Lamb shanks with garbanzos
Six lamb shanks
Two large onions, roughly chopped
Two celery sticks, roughly chopped
Two carrots, roughly chopped
Two cloves of garlic, roughly chopped
One bottle of white wine
One handful of fresh mint
One pinch each of saffron and cumin
Two jars of chickpeas
Salt and pepper
Heat a good glug of olive oil in a frying pan over a fierce heat and brown the lamb. Set the meat aside. Pour the oil into a large casserole and gently fry the onions, carrots, celery and garlic until softened. Add half the bottle of wine, mint, saffron and cumin and heat until bubbling. Add the lamb and coat it in the juices. Add a little water if needed to cover. Cover the casserole and simmer for two hours. The meat really wants to be thinking of falling off the bone. Add the chickpeas and a little more liquid if necessary. Cook until the lamb is tender and the chickpeas a little overcooked. Make sure the dish does not dry out, adding more liquid if necessary. Serve with a big handful of coriander on top and mop it up with bread and potatoes.
Lamb chops are the quick route to eating lamb. Here is a way to enjoy them with lovely new potatoes and zingy, minty juices to smash your spuds into.
Lamb chops with lemon and mint
Six or twelve lamb chops
One kilo of new potatoes
A sprig of mint
Salt and pepper
Put the potatoes into boiling, salted water and season the chops with salt and pepper on both sides. Finely grate the lemons and roughly pull apart the mint leaves and mix with a good couple of glugs of olive oil.
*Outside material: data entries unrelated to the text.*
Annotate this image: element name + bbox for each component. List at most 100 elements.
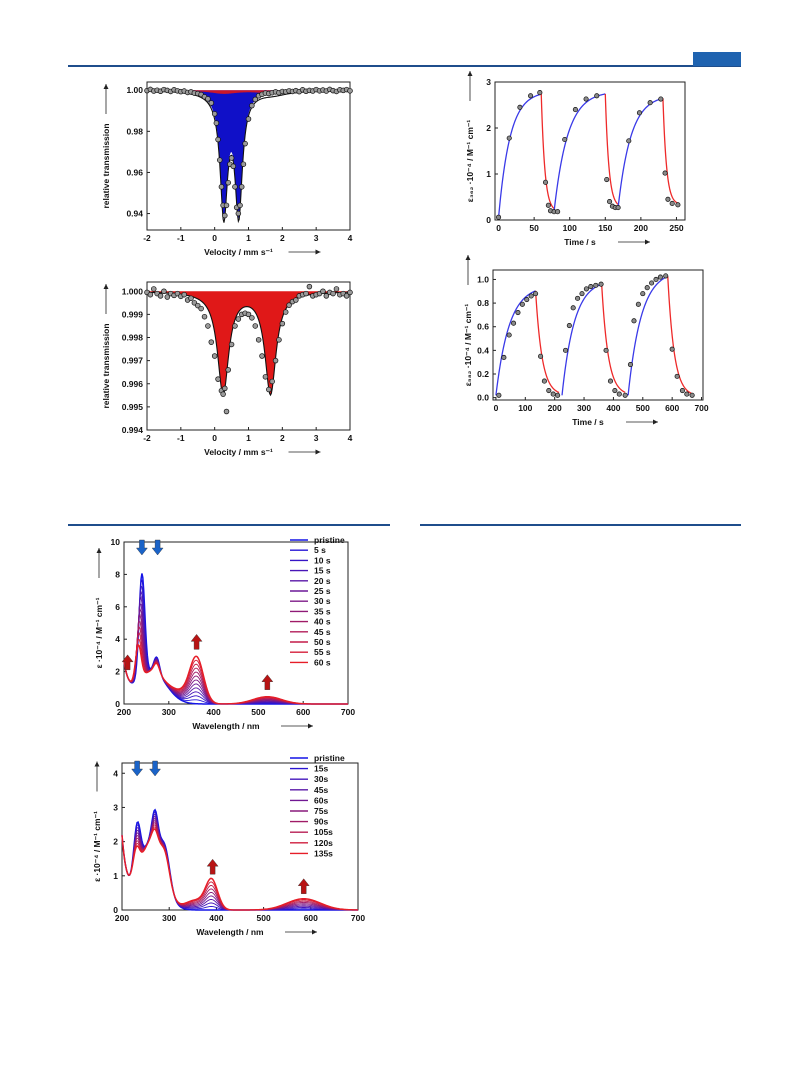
y-tick-label: 0 [115,699,120,709]
data-point [225,179,231,186]
data-point [151,286,157,292]
data-point [228,155,235,161]
data-point [555,392,561,398]
data-point [603,347,609,353]
x-tick-label: 200 [117,707,131,717]
y-tick-label: 1.000 [122,286,144,296]
x-tick-label: 0 [494,403,499,413]
data-point [675,202,681,208]
data-point [640,291,646,297]
data-point [238,184,245,190]
y-tick-label: 0.94 [126,209,143,219]
legend-label: 120s [314,838,333,848]
data-point [538,353,544,359]
decrease-arrow [131,760,144,777]
data-point [626,138,632,144]
data-point [252,323,259,329]
x-tick-label: 250 [669,223,683,233]
x-tick-label: 150 [598,223,612,233]
data-point [216,157,223,163]
legend-label: 90s [314,817,328,827]
legend-label: 60s [314,795,328,805]
data-point [607,378,614,384]
data-point [528,293,534,299]
growth-curve-cycle-3 [627,275,669,396]
data-point [293,297,299,303]
data-point [194,302,201,309]
decay-curve-cycle-2 [601,284,626,393]
x-axis-label: Time / s [572,417,604,427]
data-point [515,309,521,316]
x-tick-label: 700 [694,403,708,413]
data-point [201,313,208,320]
data-point [583,96,589,102]
y-tick-label: 1 [486,169,491,179]
legend-label: 25 s [314,586,331,596]
data-point [604,176,610,183]
data-point [223,408,230,415]
data-point [649,280,655,286]
data-point [550,391,556,397]
y-tick-label: 0.995 [122,402,144,412]
data-point [658,96,664,102]
y-tick-label: 2 [486,123,491,133]
data-point [679,387,685,394]
increase-arrow [206,858,219,875]
data-point [220,391,226,397]
y-tick-label: 3 [113,802,118,812]
data-point [347,289,353,296]
data-point [213,120,220,126]
x-tick-label: -1 [177,433,185,443]
x-axis-arrowhead [653,419,658,425]
x-axis-arrowhead [645,239,650,245]
legend-label: 135s [314,848,333,858]
increase-arrow [261,674,274,690]
legend-label: 50 s [314,637,331,647]
x-tick-label: 400 [207,707,221,717]
data-point [537,90,543,96]
data-point [225,367,231,373]
data-point [615,205,621,211]
decay-curve-cycle-1 [534,290,560,394]
x-tick-label: 3 [314,233,319,243]
y-tick-label: 0.996 [122,379,144,389]
legend-label: 15s [314,764,328,774]
x-tick-label: 200 [634,223,648,233]
y-axis-label: relative transmission [101,323,111,408]
decay-curve-cycle-2 [604,93,619,205]
legend-label: 5 s [314,545,326,555]
x-tick-label: 500 [257,913,271,923]
data-point [594,93,600,99]
data-point [579,291,585,297]
data-point [205,323,211,329]
y-tick-label: 0.96 [126,167,143,177]
data-point [181,291,187,298]
data-point [566,322,572,329]
data-point [593,282,599,288]
data-point [528,93,534,99]
x-tick-label: 2 [280,233,285,243]
data-point [657,274,663,280]
data-point [245,311,252,318]
data-point [279,320,286,327]
data-point [188,295,194,301]
legend-label: 15 s [314,566,331,576]
plot-frame [492,269,704,401]
data-point [276,337,282,343]
data-point [647,100,653,106]
legend-label: pristine [314,535,345,545]
x-tick-label: 50 [529,223,539,233]
x-tick-label: 300 [162,913,176,923]
data-point [303,290,309,297]
data-point [644,285,650,291]
y-tick-label: 1.00 [126,85,143,95]
decrease-arrow [151,539,164,556]
data-point [237,202,243,209]
data-point [674,373,680,379]
data-point [198,305,204,312]
y-tick-label: 0 [113,905,118,915]
x-tick-label: 4 [348,233,353,243]
data-point [259,353,265,359]
data-point [506,332,512,338]
y-axis-arrowhead [96,548,102,553]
When the potatoes are nearly done, heat a large frying pan and add the oil and lemon mixture. As it starts to sizzle, lay in your chops and let them colour for a few minutes. Now, turn them and cook for a few minutes on the other side, making sure the mint is not burning. The lamb should be golden brown here and there, rose pink within. Put the chops on your plates, drain the potatoes and plate them too. Squeeze the lemon into the hot frying pan and let it bubble for a few seconds, stirring all the time. Pour the scant juices over the chops and potatoes. A crisp, cold white Rueda would be excellent with this.